The Fed cut its fed funds target rate Wednesday to 1.50% to 1.75% in its third quarter point rate cut in so many meetings. It also made a critical language change in its statement, signaling it was stopping rate cuts for now. The Fed dropped the phrase that it would “act as appropriate” to sustain the recovery, and said instead that it “will assess the appropriate path of the target range” for fed funds.
Powell reaffirmed that comment several times during his press briefing. More than once, he said the Fed would keep its policy steady as long as there are no threats to its outlook for a moderately growing economy, strong labor market and inflation near its target 2% target. In fact, he added that it would take a “really significant move up” in inflation for the Fed to return to raising rates.
“I think he’s doing a great job. First of all, I think he’s doing 100% the right things,” said Rick Rieder, BlackRock’s global CIO of fixed income. “Clearly uncertainty in the world required him to drop rates … He said it was a mid-cycle adjustment, and mid-cycle adjustments have been a 75 basis point move, and that’s what they’re doing. And now they’re putting liquidity in the system, and that’s taking pressure off the dollar.”

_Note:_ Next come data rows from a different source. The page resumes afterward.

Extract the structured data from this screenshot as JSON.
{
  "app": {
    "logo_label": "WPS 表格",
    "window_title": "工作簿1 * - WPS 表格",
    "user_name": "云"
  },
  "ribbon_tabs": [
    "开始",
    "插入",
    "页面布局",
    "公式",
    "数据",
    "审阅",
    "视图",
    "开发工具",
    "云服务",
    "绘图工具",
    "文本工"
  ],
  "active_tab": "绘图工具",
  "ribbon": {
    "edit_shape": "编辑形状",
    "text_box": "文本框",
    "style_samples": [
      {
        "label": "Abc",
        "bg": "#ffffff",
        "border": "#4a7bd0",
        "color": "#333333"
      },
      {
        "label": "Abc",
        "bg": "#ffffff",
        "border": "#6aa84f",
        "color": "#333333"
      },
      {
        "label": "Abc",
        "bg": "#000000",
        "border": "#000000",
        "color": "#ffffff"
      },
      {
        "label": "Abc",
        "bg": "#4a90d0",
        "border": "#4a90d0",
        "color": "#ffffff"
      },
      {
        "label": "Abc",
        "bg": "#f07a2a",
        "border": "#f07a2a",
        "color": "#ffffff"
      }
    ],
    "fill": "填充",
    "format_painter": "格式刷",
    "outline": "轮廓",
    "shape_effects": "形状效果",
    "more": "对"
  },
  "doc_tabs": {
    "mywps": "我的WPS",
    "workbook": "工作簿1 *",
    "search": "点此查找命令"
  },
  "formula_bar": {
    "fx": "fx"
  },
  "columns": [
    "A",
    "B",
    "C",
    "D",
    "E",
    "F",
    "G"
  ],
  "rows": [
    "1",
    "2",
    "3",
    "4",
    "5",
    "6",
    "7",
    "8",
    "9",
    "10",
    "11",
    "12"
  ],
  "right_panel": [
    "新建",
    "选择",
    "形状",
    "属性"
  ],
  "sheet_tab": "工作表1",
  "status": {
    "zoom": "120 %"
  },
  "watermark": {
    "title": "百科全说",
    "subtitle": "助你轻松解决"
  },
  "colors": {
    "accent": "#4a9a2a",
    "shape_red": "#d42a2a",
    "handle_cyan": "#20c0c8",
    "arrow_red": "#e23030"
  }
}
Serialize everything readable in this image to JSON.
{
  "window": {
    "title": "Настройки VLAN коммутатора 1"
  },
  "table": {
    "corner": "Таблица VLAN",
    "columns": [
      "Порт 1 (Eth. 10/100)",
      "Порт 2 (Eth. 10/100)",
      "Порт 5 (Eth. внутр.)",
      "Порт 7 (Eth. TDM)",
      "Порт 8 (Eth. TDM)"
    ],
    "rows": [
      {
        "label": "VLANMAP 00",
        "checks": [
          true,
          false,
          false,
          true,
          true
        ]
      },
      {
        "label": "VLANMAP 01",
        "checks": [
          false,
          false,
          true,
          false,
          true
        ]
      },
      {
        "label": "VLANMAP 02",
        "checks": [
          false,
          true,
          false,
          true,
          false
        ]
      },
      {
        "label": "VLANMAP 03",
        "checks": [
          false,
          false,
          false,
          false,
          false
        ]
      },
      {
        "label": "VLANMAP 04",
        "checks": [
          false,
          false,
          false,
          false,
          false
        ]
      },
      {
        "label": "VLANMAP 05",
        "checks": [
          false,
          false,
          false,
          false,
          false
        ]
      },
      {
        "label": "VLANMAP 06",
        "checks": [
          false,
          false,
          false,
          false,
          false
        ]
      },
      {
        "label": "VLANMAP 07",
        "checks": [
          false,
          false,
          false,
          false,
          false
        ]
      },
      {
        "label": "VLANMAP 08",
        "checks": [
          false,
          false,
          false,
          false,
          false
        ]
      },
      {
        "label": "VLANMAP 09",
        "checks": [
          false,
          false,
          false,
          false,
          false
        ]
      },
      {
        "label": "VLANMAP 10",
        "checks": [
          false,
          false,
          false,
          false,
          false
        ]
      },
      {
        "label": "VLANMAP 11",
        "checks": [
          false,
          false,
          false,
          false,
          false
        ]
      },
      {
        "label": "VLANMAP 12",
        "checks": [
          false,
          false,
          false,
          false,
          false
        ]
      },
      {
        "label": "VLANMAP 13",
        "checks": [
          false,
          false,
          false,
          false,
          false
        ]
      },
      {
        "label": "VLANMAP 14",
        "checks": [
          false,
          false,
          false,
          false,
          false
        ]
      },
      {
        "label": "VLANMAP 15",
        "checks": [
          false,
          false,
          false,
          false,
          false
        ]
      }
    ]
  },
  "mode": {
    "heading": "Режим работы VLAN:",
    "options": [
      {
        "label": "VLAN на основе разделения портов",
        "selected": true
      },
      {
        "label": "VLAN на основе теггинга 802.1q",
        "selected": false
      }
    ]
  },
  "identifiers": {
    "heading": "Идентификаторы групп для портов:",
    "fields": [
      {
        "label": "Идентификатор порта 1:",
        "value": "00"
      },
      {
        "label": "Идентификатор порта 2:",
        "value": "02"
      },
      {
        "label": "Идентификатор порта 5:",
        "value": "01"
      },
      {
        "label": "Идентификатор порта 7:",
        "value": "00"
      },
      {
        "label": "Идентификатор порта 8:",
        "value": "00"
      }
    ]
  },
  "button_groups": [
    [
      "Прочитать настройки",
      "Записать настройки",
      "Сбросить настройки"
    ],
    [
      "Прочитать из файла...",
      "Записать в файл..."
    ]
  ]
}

Powell also discussed the Fed’s activity in the short-term lending market. The Fed plans to operate a backstop facility until January, after a spike in rates last month, due to what seems to have been a temporary cash crunch. The short-term lending market, or repo, is where banks go to fund themselves. The Fed also is expanding its balance sheet, or adding liquidity to the markets, by temporarily purchasing Treasury bills.
“If something causes us to materially reassess our outlook that’s what would cause us to change our view from the appropriate stance of policy,” Powell said.
Art Cashin, director of floor operations at UBS, said it was Powell’s inflation comment that triggered a rally in stocks. “He did very well. He kind of let them know he’s not thinking of any rate hikes unless inflation begins to take off. He basically said we’re only going to go two ways, either sideways or down,” said Cashin.
The S&P 500 rose 9 points to a new high of 3,046. Treasury yields initially rose on the news but backed off again, and then fluctuated several times. The bond market had been expecting a hawkish announcement
“I think what it means is we’re going to be in a stable rate range for a while. It would have to be a significant shock to the system for him to drop rates again. They’re not going to raise rates for a long time, which is what I think is the right call,” Rieder said. “Negative interest rates don’t make sense and he’s stopping short of getting close to the zero bound, which he should…I think people realize in the market that they’re standing ready to act and they don’t need to do more right now.”
Drew Matus, chief market strategist at MetLife Investment Management, said Powell got the market reaction he was looking for. Powell, who has made some communications blunders, was able to shift Fed policy without rocking markets.
“I think they gave the market what they wanted. They got the rate cut but they also got the signal that the Fed was going to pause and the bar for further action is moving higher,” said Matus. “They sound like parents talking to kids. Last time, it was ‘we’re going to have dessert’ and this time it’s ‘we’ll see after you eat your dinner.’”
Powell has been criticized by Trump and White House officials for not being more accomodative, even when he was cutting interest rates.
“From what I see in the economy— and I’m sure he’ll get criticized— it’s exactly the right set of decisions, and I give him a lot of credit for making a bold call,” said Rieder. “Trade was more uncertain a few months ago. Brexit was more uncertain.”
“I think the market is saying it’s all good. I’m okay taking risks, and I’m okay being in the pool because i know they’re going to put a blanket of support under it if they need to,” Rieder said.
Rieder said in the current environment he favors bonds at the front end of the curve, like the 2-year note.
“They’re not going to raise rates for a long time. If the economy softens, they’re going to cut them. I love the front end … the curve should steepen here,′ said Rieder.
The 2-year yield moved to a high of 1.66% while Powell was speaking, but it backed off. The 10-year was at 1.77%, off several basis points after the Fed statement.
“I think the 10-year is in a range, but I don’t think rates are going to move significantly lower at the long end of the curve..If anything they could move higher and the curve could steepen from here,” Rieder said.
Market pros noted Powell was careful to stay on message. His prior gaffes include a comment last October that the Fed was a long way from neutral, when it was near the end of its rate hiking course. In May, he also spooked markets by saying he thought low inflation was transitory, at a time when investors were looking for a rate cut.
This time, Powell seems to have delivered the message he wanted to send.
“He jumps around a lot, but at the end of it all, I think he gets the market right where he wants it,” said Jim Schaeffer, deputy CIO at Aegon Asset Management. “Don’t expect a cut, but I’ll be there if we need to.”